AIMar 6, 2013

GALGO: A Genetic ALGOrithm Decision Support Tool for Complex Uncertain Systems Modeled with Bayesian Belief Networks

arXiv:1303.1498v155 citations
Originality Incremental advance
AI Analysis

This provides a decision support tool for domains like diagnosis that rely on probabilistic reasoning in complex uncertain systems, though it is an incremental improvement over existing approximate methods.

The paper tackles the NP-hard problem of abductive inference in large, multiply connected Bayesian belief networks by proposing an approximate method based on genetic algorithms, with preliminary experimental results showing feasibility for complex systems where exact methods are infeasible.
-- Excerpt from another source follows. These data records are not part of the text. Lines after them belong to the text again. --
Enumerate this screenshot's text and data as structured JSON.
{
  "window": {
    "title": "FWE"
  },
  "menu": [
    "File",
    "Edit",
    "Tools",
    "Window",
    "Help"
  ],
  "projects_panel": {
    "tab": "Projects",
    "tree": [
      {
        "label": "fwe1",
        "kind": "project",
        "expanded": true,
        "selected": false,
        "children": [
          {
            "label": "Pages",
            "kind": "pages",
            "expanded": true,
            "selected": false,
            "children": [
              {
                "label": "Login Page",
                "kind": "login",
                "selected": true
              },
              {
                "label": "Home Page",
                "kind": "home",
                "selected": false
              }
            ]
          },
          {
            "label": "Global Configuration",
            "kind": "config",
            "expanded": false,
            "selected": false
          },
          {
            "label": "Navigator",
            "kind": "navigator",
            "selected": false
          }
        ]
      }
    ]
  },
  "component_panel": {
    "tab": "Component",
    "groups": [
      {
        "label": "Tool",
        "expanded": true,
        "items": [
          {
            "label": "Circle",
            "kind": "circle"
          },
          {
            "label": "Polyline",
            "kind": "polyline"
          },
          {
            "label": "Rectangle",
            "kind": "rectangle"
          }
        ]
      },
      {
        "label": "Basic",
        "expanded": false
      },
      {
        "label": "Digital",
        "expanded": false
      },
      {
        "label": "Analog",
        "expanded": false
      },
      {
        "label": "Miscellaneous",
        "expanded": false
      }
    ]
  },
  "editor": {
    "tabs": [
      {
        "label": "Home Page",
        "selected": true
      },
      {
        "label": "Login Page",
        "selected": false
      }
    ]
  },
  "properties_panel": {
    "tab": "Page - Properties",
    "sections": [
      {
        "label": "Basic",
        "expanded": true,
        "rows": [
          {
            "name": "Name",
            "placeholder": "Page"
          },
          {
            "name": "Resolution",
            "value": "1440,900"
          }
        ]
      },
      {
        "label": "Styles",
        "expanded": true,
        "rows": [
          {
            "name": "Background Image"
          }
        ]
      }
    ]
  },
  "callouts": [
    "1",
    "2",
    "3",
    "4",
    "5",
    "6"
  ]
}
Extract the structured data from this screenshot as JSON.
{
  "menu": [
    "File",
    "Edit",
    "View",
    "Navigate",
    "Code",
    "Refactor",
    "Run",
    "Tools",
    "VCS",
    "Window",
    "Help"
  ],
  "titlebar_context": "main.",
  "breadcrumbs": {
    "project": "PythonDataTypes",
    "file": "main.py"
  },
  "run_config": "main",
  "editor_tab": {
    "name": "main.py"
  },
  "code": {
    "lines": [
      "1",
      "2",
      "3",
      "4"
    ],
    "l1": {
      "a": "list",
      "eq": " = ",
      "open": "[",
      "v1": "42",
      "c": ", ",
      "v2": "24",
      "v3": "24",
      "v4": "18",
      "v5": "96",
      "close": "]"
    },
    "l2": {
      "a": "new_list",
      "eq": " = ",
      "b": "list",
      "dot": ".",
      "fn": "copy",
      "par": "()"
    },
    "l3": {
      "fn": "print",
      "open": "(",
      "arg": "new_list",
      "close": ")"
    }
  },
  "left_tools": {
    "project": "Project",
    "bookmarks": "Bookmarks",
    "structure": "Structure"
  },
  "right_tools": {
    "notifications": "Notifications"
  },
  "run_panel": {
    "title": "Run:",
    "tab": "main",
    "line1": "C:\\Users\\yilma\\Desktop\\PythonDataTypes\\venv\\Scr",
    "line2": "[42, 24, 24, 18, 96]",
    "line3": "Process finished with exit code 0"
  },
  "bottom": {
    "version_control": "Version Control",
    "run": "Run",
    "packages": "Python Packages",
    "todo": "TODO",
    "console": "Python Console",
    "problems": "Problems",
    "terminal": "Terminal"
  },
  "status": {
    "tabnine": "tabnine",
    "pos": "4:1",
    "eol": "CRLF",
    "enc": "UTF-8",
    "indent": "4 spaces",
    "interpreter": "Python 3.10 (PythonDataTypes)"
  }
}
Bayesian belief networks can be used to represent and to reason about complex systems with uncertain, incomplete and conflicting information. Belief networks are graphs encoding and quantifying probabilistic dependence and conditional independence among variables. One type of reasoning of interest in diagnosis is called abductive inference (determination of the global most probable system description given the values of any partial subset of variables). In some cases, abductive inference can be performed with exact algorithms using distributed network computations but it is an NP-hard problem and complexity increases drastically with the presence of undirected cycles, number of discrete states per variable, and number of variables in the network. This paper describes an approximate method based on genetic algorithms to perform abductive inference in large, multiply connected networks for which complexity is a concern when using most exact methods and for which systematic search methods are not feasible. The theoretical adequacy of the method is discussed and preliminary experimental results are presented.